In-Depth

Top Three Security Problems Remain Despite Increased Spending

Companies turn to managed Service providers for help; desktops dominate security budgets as patches average $234 per machine.

• By Mathew Schwartz
• 02/18/2004

Half of respondents see security budgets increasing over the next three years; only eight percent see it decreasing. Also, half of all respondents share the same budgetary top-three: antivirus, intrusion detection systems (IDS) and intrusion prevention systems (IPS), and firewalls. In addition, 40 percent of the Fortune 500 plan to purchase Web services security products.

Yankee also sees more companies opting for outsourcing, and predicts managed security services alone will grow from $1.5 billion in 2002 to $3.7 billion in 2008.

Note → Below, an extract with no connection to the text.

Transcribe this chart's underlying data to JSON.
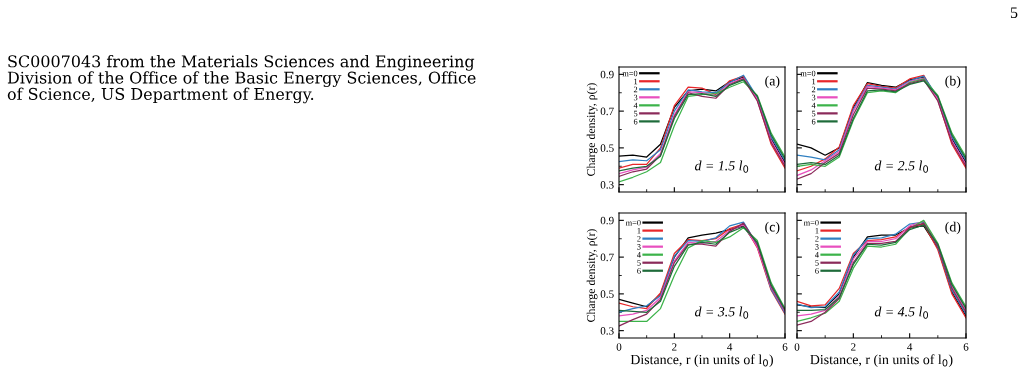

Yet for all the looking forward, the same old problems continue to plague companies—especially vulnerabilities. "One of the most surprising results of the survey is that the cost of patching desktops is astronomical," says Yankee analyst Phebe Waterfield. The average cost: $234 per desktop. For a company with 5,000 desktops, that means over $1 million spent annually just for patching, and for the finance industry in particular the cost is higher.

The survey produced other interesting results. For example, unauthorized servers, intrusions and antivirus, unauthorized senders, and denial of service attacks dominate respondents’ network security concerns. "A big surprise for me was that peer-to-peer and instant messaging rated so low. It turns out that IT managers and network managers have much simpler problems that they need to deal with," says Yankee analyst Eric Ogren.

Beyond vulnerabilities, viruses, and patching, respondents' other big worries were regulatory compliance and wireless technologies.

Regulatory concerns certainly haven’t hurt security budgets. With such regulations as the Health Insurance Portability and Accountability Act (HIPAA), the Gramm-Leach-Bliley Act, and Europe’s Basel II, security has become "a C-level and boardroom imperative," notes analyst Matthew Kovar. While some regulations are industry specific, "the Sarbanes-Oxley Act specifically requires rapid expenditures on technology, processes, and documentation, to ensure clear separation of operations from line-of-business activities," he says. As a result, "to comply with these regulations, organizations are conducting security audits of their internal- and external-facing systems, including partner-network connections."

Ironically, regulations threaten to create a security arms race, since the lack of established benchmarks means regulators are taking an industry-wide sample, then judging good from bad. Of course, no company wants to be the model for what not to do. In the short term, says Kovar, this might work, but it can’t last forever; companies can’t battle forever—they have to establish agreed-upon baselines with regulators.

To better handle the vulnerabilities and viruses plaguing them, Kovar recommends companies outsource anything—including security—that isn’t mission-critical, or at least a core competency, to focus on securing their critical internal information. "It may be counterintuitive to outsource perimeter security protection such as firewalls, IDS, or content inspection; however, service providers can do it cheaper through economies of scale, [and] managed security service providers can keep up with the change in technology, freeing you from that obligation."